Demokratische Übergangsbereitschaft ist weder die Vorhersage eines unmittelbar bevorstehenden politischen Wandels noch die Behauptung, ungeklärte verfassungsrechtliche Befugnisse seien bereits entschieden. Sie ist eine öffentliche Methode, um zu fragen, welche Institutionen, Nachweise, Schutzmechanismen und Fähigkeiten nötig wären, um Menschen, Rechte und wesentliche öffentliche Funktionen in Zeiten tiefgreifenden politischen Wandels zu schützen.
Bereitschaft umfasst mehr als Verfassungsgebung. Dazu gehören rechtmäßige zivile Regierungsführung, Rechte und rechtsstaatliche Verfahren, Kontinuität öffentlicher Dienste, Finanz- und Zahlungsfragen, Informationsintegrität, Verwaltungskapazität, öffentliche Sicherheit unter zivilem Recht, lokale und regionale Kontinuität, Schutz besonders gefährdeter Gruppen und das Auslaufen außergewöhnlicher Regelungen.

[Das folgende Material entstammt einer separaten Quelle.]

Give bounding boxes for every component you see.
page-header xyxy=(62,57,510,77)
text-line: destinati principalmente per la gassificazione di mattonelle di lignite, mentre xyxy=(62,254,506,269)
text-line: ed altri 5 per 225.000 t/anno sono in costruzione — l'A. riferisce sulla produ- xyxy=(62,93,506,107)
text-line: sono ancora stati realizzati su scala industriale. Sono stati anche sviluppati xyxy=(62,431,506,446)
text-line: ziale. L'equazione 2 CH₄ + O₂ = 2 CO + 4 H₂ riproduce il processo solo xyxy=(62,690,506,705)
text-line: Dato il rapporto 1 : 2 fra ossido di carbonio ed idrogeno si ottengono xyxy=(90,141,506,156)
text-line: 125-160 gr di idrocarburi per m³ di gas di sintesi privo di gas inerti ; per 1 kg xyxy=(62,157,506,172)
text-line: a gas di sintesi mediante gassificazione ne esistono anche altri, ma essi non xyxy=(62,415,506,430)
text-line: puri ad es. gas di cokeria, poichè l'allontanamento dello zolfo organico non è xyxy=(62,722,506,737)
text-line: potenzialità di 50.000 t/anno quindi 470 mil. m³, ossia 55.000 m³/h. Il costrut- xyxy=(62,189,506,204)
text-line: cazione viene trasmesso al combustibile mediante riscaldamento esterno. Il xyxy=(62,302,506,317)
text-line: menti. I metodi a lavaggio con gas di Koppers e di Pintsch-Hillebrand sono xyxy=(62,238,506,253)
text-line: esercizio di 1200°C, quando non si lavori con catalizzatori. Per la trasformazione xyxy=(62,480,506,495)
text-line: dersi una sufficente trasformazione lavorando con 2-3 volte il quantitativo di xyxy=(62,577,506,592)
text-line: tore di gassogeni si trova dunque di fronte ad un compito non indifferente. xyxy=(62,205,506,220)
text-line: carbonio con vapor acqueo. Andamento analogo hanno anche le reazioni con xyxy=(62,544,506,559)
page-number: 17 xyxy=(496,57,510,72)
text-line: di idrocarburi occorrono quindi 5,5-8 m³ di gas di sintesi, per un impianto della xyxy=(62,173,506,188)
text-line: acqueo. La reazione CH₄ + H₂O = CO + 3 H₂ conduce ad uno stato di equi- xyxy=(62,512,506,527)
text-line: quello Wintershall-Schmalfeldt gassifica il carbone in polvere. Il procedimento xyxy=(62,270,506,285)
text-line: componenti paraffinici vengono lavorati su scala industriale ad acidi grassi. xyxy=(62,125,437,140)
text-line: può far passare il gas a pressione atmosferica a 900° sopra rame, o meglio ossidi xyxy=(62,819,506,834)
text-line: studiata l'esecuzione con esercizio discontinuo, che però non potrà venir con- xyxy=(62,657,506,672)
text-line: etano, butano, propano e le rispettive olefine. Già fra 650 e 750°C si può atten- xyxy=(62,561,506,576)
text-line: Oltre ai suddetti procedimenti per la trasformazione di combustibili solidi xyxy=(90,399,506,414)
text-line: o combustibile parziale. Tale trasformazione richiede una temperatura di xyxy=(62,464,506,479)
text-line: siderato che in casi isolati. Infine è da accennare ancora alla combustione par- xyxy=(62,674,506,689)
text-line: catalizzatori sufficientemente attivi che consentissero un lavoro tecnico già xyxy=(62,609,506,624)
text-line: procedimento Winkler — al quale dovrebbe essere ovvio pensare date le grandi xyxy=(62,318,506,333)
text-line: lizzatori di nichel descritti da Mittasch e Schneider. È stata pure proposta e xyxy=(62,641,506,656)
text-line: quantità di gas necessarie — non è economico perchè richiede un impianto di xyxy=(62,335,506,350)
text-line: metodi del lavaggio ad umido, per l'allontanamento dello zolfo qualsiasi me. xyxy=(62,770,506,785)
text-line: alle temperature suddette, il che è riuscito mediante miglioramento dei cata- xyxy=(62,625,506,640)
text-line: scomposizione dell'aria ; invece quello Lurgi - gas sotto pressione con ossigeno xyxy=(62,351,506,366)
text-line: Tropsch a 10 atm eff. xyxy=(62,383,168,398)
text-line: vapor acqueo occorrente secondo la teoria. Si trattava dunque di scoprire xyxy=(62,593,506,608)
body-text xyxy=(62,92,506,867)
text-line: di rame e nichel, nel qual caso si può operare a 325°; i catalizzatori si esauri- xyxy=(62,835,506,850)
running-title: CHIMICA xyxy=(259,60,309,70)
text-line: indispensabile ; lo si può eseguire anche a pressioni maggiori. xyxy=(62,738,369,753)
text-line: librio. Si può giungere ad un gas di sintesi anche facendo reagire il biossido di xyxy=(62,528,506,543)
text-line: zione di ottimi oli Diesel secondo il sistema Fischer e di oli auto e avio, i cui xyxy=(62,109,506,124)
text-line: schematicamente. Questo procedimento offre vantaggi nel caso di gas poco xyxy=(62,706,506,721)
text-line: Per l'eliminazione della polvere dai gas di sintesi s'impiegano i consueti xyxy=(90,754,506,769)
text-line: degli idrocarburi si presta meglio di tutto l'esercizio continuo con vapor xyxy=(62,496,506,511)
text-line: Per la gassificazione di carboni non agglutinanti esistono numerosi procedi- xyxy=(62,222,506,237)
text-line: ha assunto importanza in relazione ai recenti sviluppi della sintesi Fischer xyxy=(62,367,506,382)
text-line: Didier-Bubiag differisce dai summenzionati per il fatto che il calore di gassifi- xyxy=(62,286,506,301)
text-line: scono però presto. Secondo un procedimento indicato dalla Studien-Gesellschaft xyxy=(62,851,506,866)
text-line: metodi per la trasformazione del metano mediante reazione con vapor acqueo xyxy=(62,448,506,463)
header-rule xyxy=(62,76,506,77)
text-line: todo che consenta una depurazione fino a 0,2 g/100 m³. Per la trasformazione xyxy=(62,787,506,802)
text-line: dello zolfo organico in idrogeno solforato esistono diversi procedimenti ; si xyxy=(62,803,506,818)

Für öffentliche Analysen können 24 Stunden, 7 Tage, 30 Tage und 1 Jahr als Stresstest-Horizonte dienen. Sie sind Planungsfenster, keine Prognosen oder politischen Fristen. Für jeden Horizont ist zu fragen: Welche Funktion muss fortbestehen? Welche rechtmäßige Befugnis wäre erforderlich? Welche Nachweise fehlen? Welche Sicherung begrenzt Missbrauch? Welche Prüfung gilt? Unter welcher Bedingung endet oder wechselt eine vorübergehende Maßnahme?
Jeder Vorschlag sollte FUNKTION, BEFUGNIS, FINANZIERUNG/UMSETZUNG und RECHENSCHAFT trennen. Dass Krankenhäuser, Versorgungsdienste, Akten oder Zahlungen weiter funktionieren müssen, begründet nicht automatisch, wer rechtmäßig handeln darf. Vergleichsfälle können Gestaltungsfragen beleuchten, aber keine künftige Befugnis stillschweigend schaffen.
Rechtsschutz ist Teil der Bereitschaft. Öffentliche Planung sollte Gewaltfreiheit, Schutz von Zivilpersonen, rechtsstaatliche Verfahren, Meinungs- und Vereinigungsfreiheit, Minderheiten- und Dissensrechte, Aktenbewahrung, Antikorruptionssicherungen, Interessenkonfliktregeln, unabhängige Kontrolle und eine rasche Rückkehr zu normalen rechenschaftspflichtigen Institutionen betonen.
Institutionelle Kapazität muss differenziert gemessen werden. Rechtliche Existenz, Personal, Leitung, administrative Annahme, Entscheidungsbefugnis, tatsächliche Leistung, übernommene Rückstände und spätere Wiederherstellung von Kapazität sind verschiedene Dinge. Eine verfahrensmäßige Abschlussquote ist nicht automatisch ein Maß für Gerechtigkeit, Abhilfe, institutionelle Qualität oder Legitimität.
Verfassungsumsetzung kann mehreren Zeitachsen folgen: Annahme oder Ratifikation, Verkündung, rechtliches Inkrafttreten, Wahlen nach neuen Regeln, institutionelle Besetzung, Aktivierung von Exekutive oder Kabinett und der erste normale Rechenschaftszyklus können zu unterschiedlichen Zeitpunkten stattfinden. Auch lokale Demokratie, Verfassungsprüfung, Aufsicht und Verwaltungsübertragungen können eigenen Zeitplänen folgen.
Die Vorbereitung stützt sich auf unabhängig verifizierte historische Belege sowie auf unabhängige verfassungsrechtliche und vergleichende Übergangsanalysen. Diese Arbeiten informieren öffentliche Bereitschaftsfragen und institutionelle Schutzmechanismen, ohne offene Fragen in feststehende Schlussfolgerungen zu verwandeln. Zitierte Forschende, Beteiligte, Institutionen und Quellen gelten dadurch nicht als Unterstützer von Free China oder des Konzepts einer Dritten Republik.
Die öffentliche Methodik konzentriert sich auf Recht, Institutionen, Ethik, Kontinuität und Rechenschaft. Sie veröffentlicht keine sensiblen operativen Details, privaten persönlichen oder finanziellen Informationen, nichtöffentlichen Infrastrukturinformationen oder vertraulichen Quellenidentitäten.
Ziel ist Vorbereitung ohne Vorwegnahme: Menschen und wesentliche Funktionen schützen, Befugnisse überprüfbar machen, Unsicherheit sichtbar halten und verhindern, dass vorübergehende Regelungen allein durch Trägheit dauerhaft werden.